Bear's Son Tales are a group of tales found from Europe, Asia and North America, with over 200 known versions, first isolated and identified as such by Friedrich Panzer.
Contents
The best known of these tales is Beowulf. Others are the story of Bödvar Bjarki in material about Hrólf Kraki and an incident in the Grettis saga, while King Arthur, and Odysseus in the cave of Polyphemus, can also be related to the theme.
Core characteristics
Among the core characteristics of the story are a hero who was a feral child, raised by or descended from a bear, with bear-like attributes; a monster to be defeated, usually after others fail in the attempt; and a descent in pursuit into a netherworld or underground cavern. In some stories the monster defeats the hero instead.

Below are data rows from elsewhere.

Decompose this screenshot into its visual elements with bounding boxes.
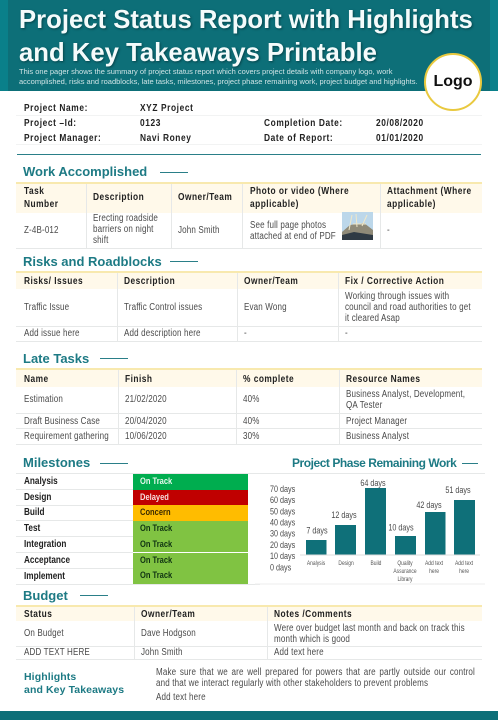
budget row 2 notes: Add text here	[274, 647, 324, 658]
risk row 1 issue: Traffic Issue	[24, 302, 69, 313]
attachment value: -	[387, 225, 390, 236]
category labels: Library	[398, 577, 413, 583]
risk row 1 action	[345, 291, 471, 324]
status: analysis on track: On Track	[140, 476, 172, 486]
y axis labels: 30 days	[270, 529, 295, 539]
task row 1 resources: QA Tester	[346, 400, 382, 411]
category labels: Quality	[397, 561, 413, 567]
risk row 2 description: Add description here	[124, 328, 201, 339]
project id label: Project –Id:	[24, 118, 77, 129]
left header edge	[0, 0, 8, 91]
column header: attachment	[387, 186, 472, 210]
milestone: design: Design	[24, 492, 51, 503]
column header: attachment: Attachment (Where	[387, 186, 472, 197]
heading: highlights and key takeaways: Highlights	[24, 671, 76, 683]
column header: owner: Owner/Team	[178, 192, 232, 203]
bar chart: project phase remaining work	[255, 473, 485, 584]
status: acceptance on track	[133, 553, 248, 568]
risk row 2 action: -	[345, 328, 348, 339]
description value: barriers on night	[93, 224, 154, 235]
table: work accomplished	[16, 182, 482, 249]
task row 3 finish: 10/06/2020	[125, 431, 167, 442]
heading: risks and roadblocks: Risks and Roadblocks	[23, 254, 162, 269]
title: and Key Takeaways Printable	[19, 38, 377, 66]
task row 2 resources: Project Manager	[346, 416, 407, 427]
task row 1 resources	[346, 389, 465, 411]
project manager label: Project Manager:	[24, 133, 101, 144]
table: budget	[16, 605, 482, 660]
heading: late tasks: Late Tasks	[23, 351, 89, 366]
category labels: Assurance	[393, 569, 417, 575]
column header: task number: Task	[24, 186, 44, 197]
task number value: Z-4B-012	[24, 225, 59, 236]
milestone: analysis: Analysis	[24, 476, 58, 487]
status: implement on track	[133, 568, 248, 584]
logo badge	[424, 53, 482, 111]
risk row 1 action: it cleared Asap	[345, 313, 400, 324]
text: highlights body	[156, 667, 475, 703]
photo note: attached at end of PDF	[250, 231, 336, 242]
column header: corrective action: Fix / Corrective Action	[345, 276, 444, 287]
column header: task number: Number	[24, 199, 58, 210]
text: highlights body: and that we interact regularly with other stakeholders to prevent problems	[156, 678, 428, 689]
column header: description: Description	[93, 192, 144, 203]
footer bar	[0, 711, 498, 720]
y axis labels: 70 days	[270, 484, 295, 494]
project id value: 0123	[140, 118, 161, 129]
subtitle: accomplished, risks and roadblocks, late tasks, milestones, project phase remaining work, project budget and highlights.	[19, 77, 418, 86]
budget row 1 notes: Were over budget last month and back on track this	[274, 623, 465, 634]
task row 1 finish: 21/02/2020	[125, 394, 167, 405]
column header: percent complete: % complete	[243, 374, 294, 385]
column header: attachment: applicable)	[387, 199, 436, 210]
bar value labels: 64 days	[360, 478, 386, 488]
budget row 1 status: On Budget	[24, 628, 64, 639]
category labels: Add text	[455, 561, 473, 567]
description value	[93, 213, 158, 246]
project manager value: Navi Roney	[140, 133, 191, 144]
category labels	[307, 561, 473, 583]
y axis labels: 20 days	[270, 540, 295, 550]
milestone: test: Test	[24, 523, 40, 534]
table: risks and roadblocks	[16, 271, 482, 342]
status: build concern: Concern	[140, 507, 171, 517]
column header: owner: Owner/Team	[244, 276, 298, 287]
column header: description: Description	[124, 276, 175, 287]
category labels: here	[459, 569, 469, 575]
text: highlights body: Add text here	[156, 692, 206, 703]
budget row 1 owner: Dave Hodgson	[141, 628, 196, 639]
title: Project Status Report with Highlights	[19, 6, 473, 34]
status: test on track	[133, 521, 248, 537]
column header: photo	[250, 186, 349, 210]
bars	[306, 488, 475, 554]
description value: Erecting roadside	[93, 213, 158, 224]
title	[19, 6, 474, 68]
heading: work accomplished: Work Accomplished	[23, 164, 147, 179]
task row 3 percent: 30%	[243, 431, 260, 442]
project name value: XYZ Project	[140, 103, 193, 114]
risk row 1 action: council and road authorities to get	[345, 302, 471, 313]
category labels: Analysis	[307, 561, 325, 567]
status: test on track: On Track	[140, 523, 172, 533]
task row 1: Estimation	[24, 394, 63, 405]
milestone: integration: Integration	[24, 539, 66, 550]
heading: highlights and key takeaways	[24, 671, 124, 696]
risk row 2 issue: Add issue here	[24, 328, 80, 339]
status: integration on track	[133, 537, 248, 552]
owner value: John Smith	[178, 225, 220, 236]
logo badge: Logo	[433, 73, 473, 90]
risk row 1 owner: Evan Wong	[244, 302, 287, 313]
photo note	[250, 220, 336, 242]
budget row 2 owner: John Smith	[141, 647, 183, 658]
project details	[16, 103, 482, 145]
status: design delayed: Delayed	[140, 492, 169, 502]
task row 2 percent: 40%	[243, 416, 260, 427]
bar value labels: 51 days	[445, 485, 471, 495]
task row 2: Draft Business Case	[24, 416, 100, 427]
panel: milestones list	[16, 473, 260, 585]
category labels: Add text	[425, 561, 443, 567]
task row 3 resources: Business Analyst	[346, 431, 409, 442]
column header: photo: applicable)	[250, 199, 299, 210]
task row 1 percent: 40%	[243, 394, 260, 405]
date of report value: 01/01/2020	[376, 133, 424, 144]
status: implement on track: On Track	[140, 570, 172, 580]
budget row 1 notes	[274, 623, 465, 645]
text: highlights body: Make sure that we are well prepared for powers that are partly outside our control	[156, 667, 475, 678]
task row 2 finish: 20/04/2020	[125, 416, 167, 427]
y axis labels: 10 days	[270, 551, 295, 561]
category labels: Design	[338, 561, 354, 567]
bar value labels: 12 days	[331, 510, 357, 520]
y axis labels: 50 days	[270, 507, 295, 517]
status: integration on track: On Track	[140, 539, 172, 549]
risk row 2 owner: -	[244, 328, 247, 339]
budget row 1 notes: month which is good	[274, 634, 350, 645]
y axis labels: 40 days	[270, 518, 295, 528]
column header: notes: Notes /Comments	[274, 609, 352, 620]
bar value labels: 7 days	[306, 526, 328, 536]
heading: budget: Budget	[23, 588, 68, 603]
bar value labels: 10 days	[388, 523, 414, 533]
header rule	[17, 154, 481, 155]
status: analysis on track	[133, 474, 248, 490]
column header: name: Name	[24, 374, 49, 385]
y axis labels	[270, 484, 295, 573]
subtitle: This one pager shows the summary of project status report which covers project details with company logo, work	[19, 67, 392, 76]
row dividers	[16, 115, 482, 145]
project name label: Project Name:	[24, 103, 88, 114]
budget row 2 status: ADD TEXT HERE	[24, 647, 90, 658]
header banner	[0, 0, 498, 91]
category labels: here	[429, 569, 439, 575]
column header: task number	[24, 186, 58, 210]
risk row 1 action: Working through issues with	[345, 291, 449, 302]
milestone: acceptance: Acceptance	[24, 555, 70, 566]
completion date label: Completion Date:	[264, 118, 343, 129]
bar value labels	[306, 478, 471, 536]
heading: milestones: Milestones	[23, 455, 90, 470]
heading: project phase remaining work: Project Phase Remaining Work	[292, 456, 456, 470]
column header: owner: Owner/Team	[141, 609, 195, 620]
task row 1 resources: Business Analyst, Development,	[346, 389, 465, 400]
milestone: implement: Implement	[24, 571, 65, 582]
task row 3: Requirement gathering	[24, 431, 109, 442]
photo thumbnail	[342, 212, 373, 240]
column header: resource names: Resource Names	[346, 374, 420, 385]
risk row 1 description: Traffic Control issues	[124, 302, 202, 313]
column header: status: Status	[24, 609, 52, 620]
status: design delayed	[133, 490, 248, 505]
y axis labels: 60 days	[270, 495, 295, 505]
heading: highlights and key takeaways: and Key Takeaways	[24, 684, 124, 696]
right header edge	[490, 0, 498, 91]
status: acceptance on track: On Track	[140, 555, 172, 565]
milestone: build: Build	[24, 507, 44, 518]
subtitle	[19, 67, 418, 86]
status: build concern	[133, 505, 248, 521]
bar value labels: 42 days	[416, 500, 442, 510]
photo note: See full page photos	[250, 220, 326, 231]
date of report label: Date of Report:	[264, 133, 333, 144]
column header: finish: Finish	[125, 374, 152, 385]
column header: photo: Photo or video (Where	[250, 186, 349, 197]
y axis labels: 0 days	[270, 563, 291, 573]
table: late tasks	[16, 368, 482, 445]
column header: risks: Risks/ Issues	[24, 276, 83, 287]
completion date value: 20/08/2020	[376, 118, 424, 129]
category labels: Build	[371, 561, 381, 567]
description value: shift	[93, 235, 108, 246]
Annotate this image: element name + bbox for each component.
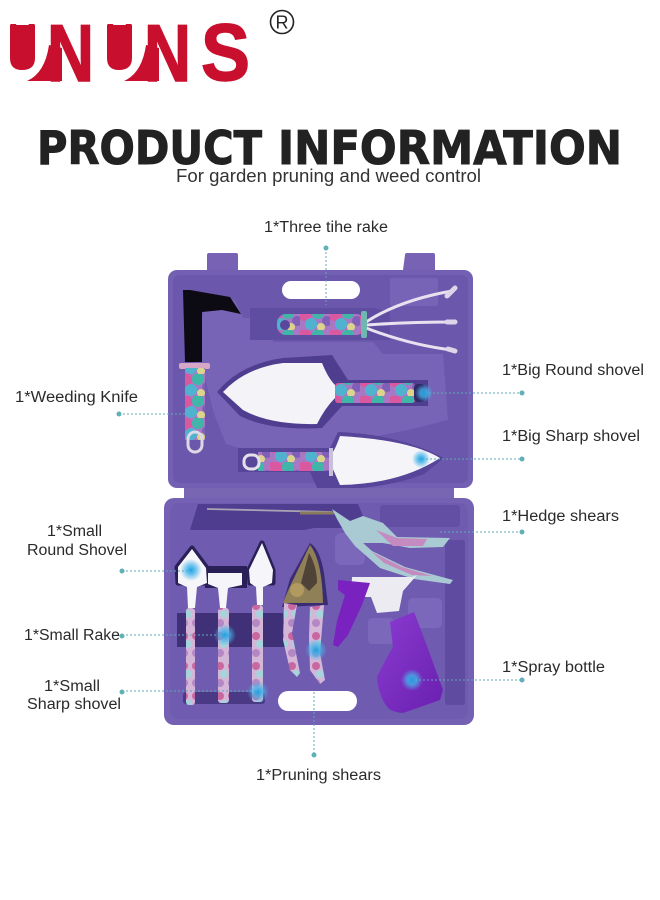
case bottom half	[164, 498, 474, 725]
label: weeding knife: 1*Weeding Knife	[15, 389, 138, 406]
leader end dots	[116, 246, 524, 758]
registered trademark mark	[270, 10, 294, 34]
label: hedge shears: 1*Hedge shears	[502, 508, 619, 525]
brand logo: N	[47, 9, 94, 99]
title	[37, 121, 622, 175]
label: pruning shears: 1*Pruning shears	[256, 767, 381, 784]
label: small round shovel: Round Shovel	[27, 542, 127, 559]
label: three tine rake: 1*Three tihe rake	[264, 219, 388, 236]
big round shovel	[223, 363, 425, 424]
brand logo: S	[201, 8, 250, 98]
case top half	[168, 253, 473, 490]
weeding knife	[179, 290, 241, 452]
three tine rake	[277, 288, 455, 351]
brand logo: U	[8, 10, 37, 83]
brand logo: U	[105, 10, 134, 83]
highlight markers	[180, 384, 433, 703]
tool case	[164, 253, 474, 725]
label: small round shovel: 1*Small	[47, 523, 102, 540]
registered trademark mark: R	[276, 12, 288, 32]
big sharp shovel	[244, 436, 440, 485]
label: big round shovel: 1*Big Round shovel	[502, 362, 644, 379]
small round shovel	[177, 548, 207, 705]
title: INFORMATION	[278, 121, 622, 175]
brand logo: N	[144, 9, 191, 99]
brand logo	[8, 8, 250, 99]
leader lines	[119, 248, 522, 755]
label: small rake: 1*Small Rake	[24, 627, 120, 644]
label: big sharp shovel: 1*Big Sharp shovel	[502, 428, 640, 445]
label: small sharp shovel: Sharp shovel	[27, 696, 121, 713]
case hinge	[184, 488, 454, 499]
label: small sharp shovel	[27, 678, 121, 713]
label: small sharp shovel: 1*Small	[44, 678, 100, 695]
label: small round shovel	[27, 523, 127, 559]
title: PRODUCT	[37, 121, 263, 175]
small sharp shovel	[249, 543, 273, 702]
spray bottle	[333, 575, 443, 713]
small rake	[208, 573, 242, 703]
label: spray bottle: 1*Spray bottle	[502, 659, 605, 676]
subtitle: For garden pruning and weed control	[176, 165, 481, 186]
pruning shears	[283, 545, 325, 684]
hedge shears	[207, 509, 453, 584]
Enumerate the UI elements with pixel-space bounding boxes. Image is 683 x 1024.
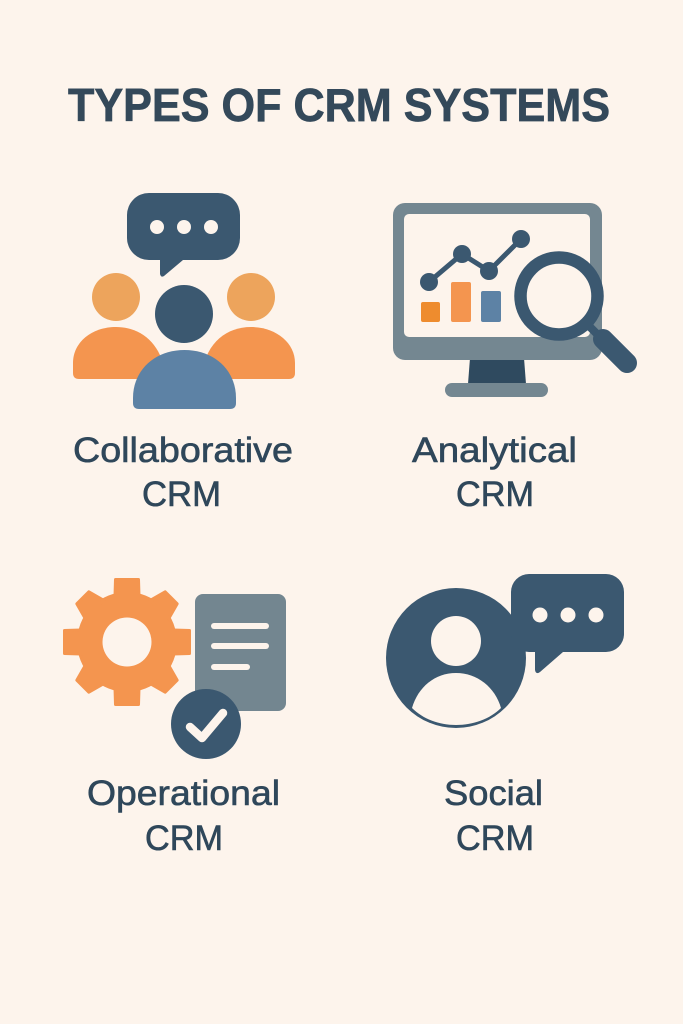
label: Analytical CRM: Analytical (412, 431, 577, 470)
monitor base (445, 383, 548, 397)
bar chart (421, 282, 501, 322)
title: TYPES OF CRM SYSTEMS (68, 79, 610, 131)
line chart (420, 230, 530, 291)
icon: team with speech bubble (73, 193, 295, 409)
label: Operational CRM (87, 774, 280, 858)
center person (133, 285, 236, 409)
panel: operational CRM (64, 580, 286, 858)
label: Social CRM (444, 774, 543, 858)
label: Social CRM: Social (444, 774, 543, 813)
label: Social CRM: CRM (456, 819, 534, 858)
panel: collaborative CRM (73, 193, 295, 514)
panel: analytical CRM (393, 203, 627, 514)
monitor stand (468, 358, 526, 384)
icon: monitor with chart and magnifier (393, 203, 627, 397)
speech bubble (511, 574, 624, 673)
label: Collaborative CRM (73, 431, 293, 514)
magnifier (520, 258, 627, 363)
profile circle (386, 588, 526, 728)
label: Operational CRM: CRM (145, 819, 223, 858)
right person (202, 273, 295, 379)
label: Collaborative CRM: CRM (142, 475, 221, 514)
speech bubble (127, 193, 240, 277)
label: Analytical CRM: CRM (456, 475, 534, 514)
icon: profile with speech bubble (386, 574, 624, 728)
check badge (171, 689, 241, 759)
icon: gear, document and check (64, 580, 286, 759)
left person (73, 273, 165, 379)
panel: social CRM (386, 574, 624, 858)
monitor (393, 203, 602, 360)
gear (64, 580, 190, 704)
label: Analytical CRM (412, 431, 577, 514)
label: Operational CRM: Operational (87, 774, 280, 813)
document (195, 594, 286, 711)
label: Collaborative CRM: Collaborative (73, 431, 293, 470)
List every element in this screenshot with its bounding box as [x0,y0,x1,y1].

Other frequently associated elements are a captive maiden, treason by a close friend or ally of the hero, magical weapons or talismans, and a smith as protective or persecutory figure.
The Bear's Son and Beowulf
J. R. R. Tolkien was very interested in the idea of the bear-son folktale underlying Beowulf, and pointed to several minor but illuminating characteristics supporting the assumption: Beowulf's uncouthness and appetite, the strength of his grip, and his refusal to use weapons against Grendel. He also saw Unferth as a link between folktale and legend, his (covert) roles as smith and treacherous friend standing behind his gift to Beowulf of the "hafted blade" that fails.
Critics of Panzer's thesis have argued however that many of the incidents he sees as specific to the Bear's Son Story are in fact generic folktale elements; and that a closer analogue to Beowulf is to be found in Celtic mythology and the story of the 'Monstrous Arm'.
Psychoanalytic interpretations
For psychoanalysis, the bear-parents represent the parents seen in their animal (sexual) guise - the bear as the dark, bestial aspect of the parental archetype. Their offspring, represented by Tolkien in Sellic Spell as "a surly, lumpish boy...slow to learn the speech of the land", is the undersocialised child. And in the underground struggle, Géza Róheim argued, we find a representation of the primal scene, as encapsulated in the infantile unconscious.